Your clients probably spend much of their days sitting — on the job, in the car, at the dinner table — only to spend their evenings watching TV. Sitting for extended periods day in and day out, without adequate stretching and movement, leads to decreased flexibility and muscle imbalances.
It won’t take long before they lose so much flexibility that bending over to pick up nearly anything becomes a major challenge.
If your client is naturally tight and wants to participate in a sport or leisure activity that requires more flexibility than he/she currently has, becoming more flexible will help him/her avoid injury.
For example, tennis is a multi-pattern sport, meaning to play it effectively your clients must squat, lunge, bend, push, pull, twist and run.
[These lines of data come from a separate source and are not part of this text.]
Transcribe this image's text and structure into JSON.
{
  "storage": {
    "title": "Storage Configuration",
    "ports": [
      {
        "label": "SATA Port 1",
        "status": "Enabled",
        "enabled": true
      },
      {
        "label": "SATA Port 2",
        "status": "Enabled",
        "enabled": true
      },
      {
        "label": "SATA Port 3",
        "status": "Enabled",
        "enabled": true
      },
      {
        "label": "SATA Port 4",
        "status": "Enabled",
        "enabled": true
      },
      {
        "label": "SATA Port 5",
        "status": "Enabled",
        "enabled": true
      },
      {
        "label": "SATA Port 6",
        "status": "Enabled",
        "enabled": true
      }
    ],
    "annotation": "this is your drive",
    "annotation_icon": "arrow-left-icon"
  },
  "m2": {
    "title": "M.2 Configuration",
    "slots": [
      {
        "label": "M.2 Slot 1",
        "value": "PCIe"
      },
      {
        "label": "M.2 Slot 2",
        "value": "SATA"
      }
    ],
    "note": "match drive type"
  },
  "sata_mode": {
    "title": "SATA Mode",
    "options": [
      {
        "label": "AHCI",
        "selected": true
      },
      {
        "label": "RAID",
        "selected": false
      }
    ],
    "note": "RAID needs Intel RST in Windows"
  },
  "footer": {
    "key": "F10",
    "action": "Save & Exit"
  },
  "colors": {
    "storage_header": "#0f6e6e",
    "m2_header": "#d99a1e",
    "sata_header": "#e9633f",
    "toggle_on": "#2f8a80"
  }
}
If they are too tight to perform any of these movements at speeds natural to tennis, they are likely to avoid certain shots to protect themselves, or could get hurt forcing their bodies to do things they’re not currently equipped to do.
Tennis players often find themselves moving very quickly into a lunge while bending, reaching and twisting to make a forehand (push pattern) or backhand (pull pattern) shot.
Posture and stretching
Regular readers of this blog know how important good posture is to good health and wellbeing. Poor posture always indicates the need to follow a stretching program to lengthen short muscles and an exercise program to tighten your clients’ weak or loose muscles.
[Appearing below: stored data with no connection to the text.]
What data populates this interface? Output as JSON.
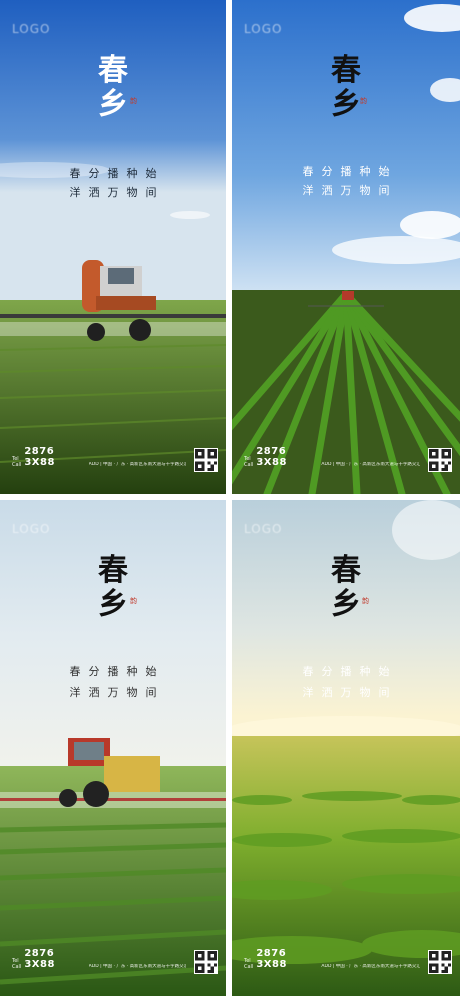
{
  "posters": [
    {
      "logo": "LOGO",
      "title_char1": "春",
      "title_char2": "乡",
      "seal": "韵",
      "line1": "春分播种始",
      "line2": "洋洒万物间",
      "tel_label": "Tel\nCall",
      "tel": "2876 3X88",
      "address": "ADD | 中国 · 广东 · 高新区东南大道与十字路交汇口"
    },
    {
      "logo": "LOGO",
      "title_char1": "春",
      "title_char2": "乡",
      "seal": "韵",
      "line1": "春分播种始",
      "line2": "洋洒万物间",
      "tel_label": "Tel\nCall",
      "tel": "2876 3X88",
      "address": "ADD | 中国 · 广东 · 高新区东南大道与十字路交汇口"
    },
    {
      "logo": "LOGO",
      "title_char1": "春",
      "title_char2": "乡",
      "seal": "韵",
      "line1": "春分播种始",
      "line2": "洋洒万物间",
      "tel_label": "Tel\nCall",
      "tel": "2876 3X88",
      "address": "ADD | 中国 · 广东 · 高新区东南大道与十字路交汇口"
    },
    {
      "logo": "LOGO",
      "title_char1": "春",
      "title_char2": "乡",
      "seal": "韵",
      "line1": "春分播种始",
      "line2": "洋洒万物间",
      "tel_label": "Tel\nCall",
      "tel": "2876 3X88",
      "address": "ADD | 中国 · 广东 · 高新区东南大道与十字路交汇口"
    }
  ],
  "colors": {
    "title_light": "#ffffff",
    "title_dark": "#111111",
    "seal_red": "#c0392b",
    "sky_blue": "#2f6fc4",
    "crop_green": "#3d7a1f"
  }
}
To better explain to your clients how muscle imbalances affect their bodies, imagine a bicycle wheel out of balance. When you take the bike out for a ride, chances are good the bicycle won’t handle well. In fact, the stress of riding on a crooked wheel could cause the wheel to fall apart.
To get a crooked bicycle wheel to roll straight or true, you must shorten and tighten the loose spokes and lengthen and loosen the tight ones. If your clients have poor posture, they must attempt to lengthen their short muscles and strengthen or tighten any long or weak phasic muscles to bring their bodies back into balance.
Body balancing stretches
There are many stretches you can teach clients to help them increase flexibility and rebalance their bodies. What follows are a few key stretches to help you, and them, get started.
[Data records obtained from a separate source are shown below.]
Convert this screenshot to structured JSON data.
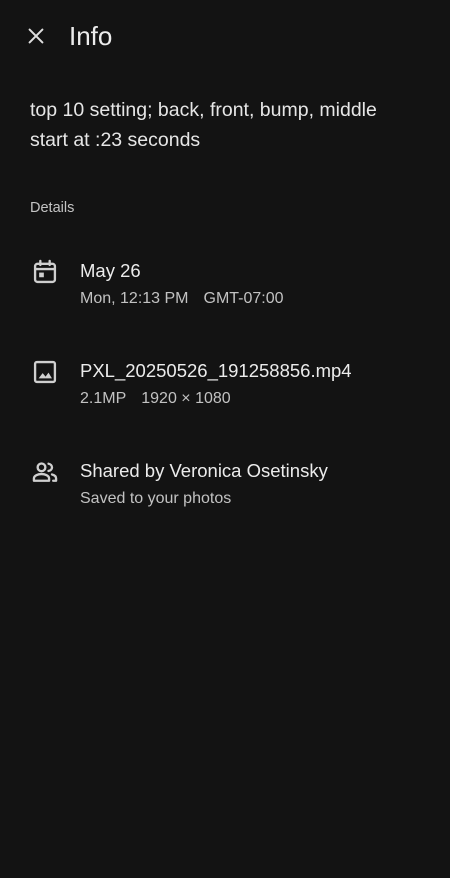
{
  "header": {
    "title": "Info",
    "close_icon": "close-icon"
  },
  "description": "top 10 setting; back, front, bump, middle\nstart at :23 seconds",
  "details": {
    "label": "Details",
    "date": {
      "icon": "calendar-icon",
      "primary": "May 26",
      "secondary": [
        "Mon, 12:13 PM",
        "GMT-07:00"
      ]
    },
    "file": {
      "icon": "image-icon",
      "primary": "PXL_20250526_191258856.mp4",
      "secondary": [
        "2.1MP",
        "1920 × 1080"
      ]
    },
    "share": {
      "icon": "people-icon",
      "primary": "Shared by Veronica Osetinsky",
      "secondary": "Saved to your photos"
    }
  }
}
People commonly make the mistake of stretching muscles that don’t need stretching and not stretching the ones that do need it. That’s where you come into the picture to train them properly.
Warn them that if they perform any of the stretches as outlined and their muscle(s) do not feel tight, this means they don’t need to include that stretch.
It’s also important to remind clients to do a self-reassessment every two to four weeks, as they may no longer need to stretch a particular muscle but need to add a stretch for a different one.
Many of the stretches I describe in this blog post use a contract-relax method. Here are the four basic steps to follow when doing them:
- Move into initial stretch. You should feel the muscles being stretched, but it should not be uncomfortable.
- Contract the muscle being stretched. Use your hand or the floor to provide resistance and only light force when you contract.
- Relax, moving immediately into the stretch position after you release the contraction. You should find that you can move farther into the stretch.
- Performing this process three to five times per muscle each session is optimal.
- Lie on your back with your knees bent and pointing up at the ceiling.
- Your lower legs should be relaxed. Place your hand on your thigh while keeping the other arm stretched out to help you stabilize.
- Slowly let your legs roll to that side until you feel a comfortable stretch in your lower back. Inhale and reduce the support from your arm slightly to activate your trunk muscles.
- Hold for five seconds and repeat to the other side. Continue to practice this stretch until you can comfortably place your thighs on the ground, or you are no longer improving your range of motion.
- Reach one arm as far down between your shoulder blades as possible.
- Look as far as you comfortably can to the opposite side.
- Take a deep breath in and hold it for five seconds. As you exhale, look downward as far as you can comfortably toward your shoulder.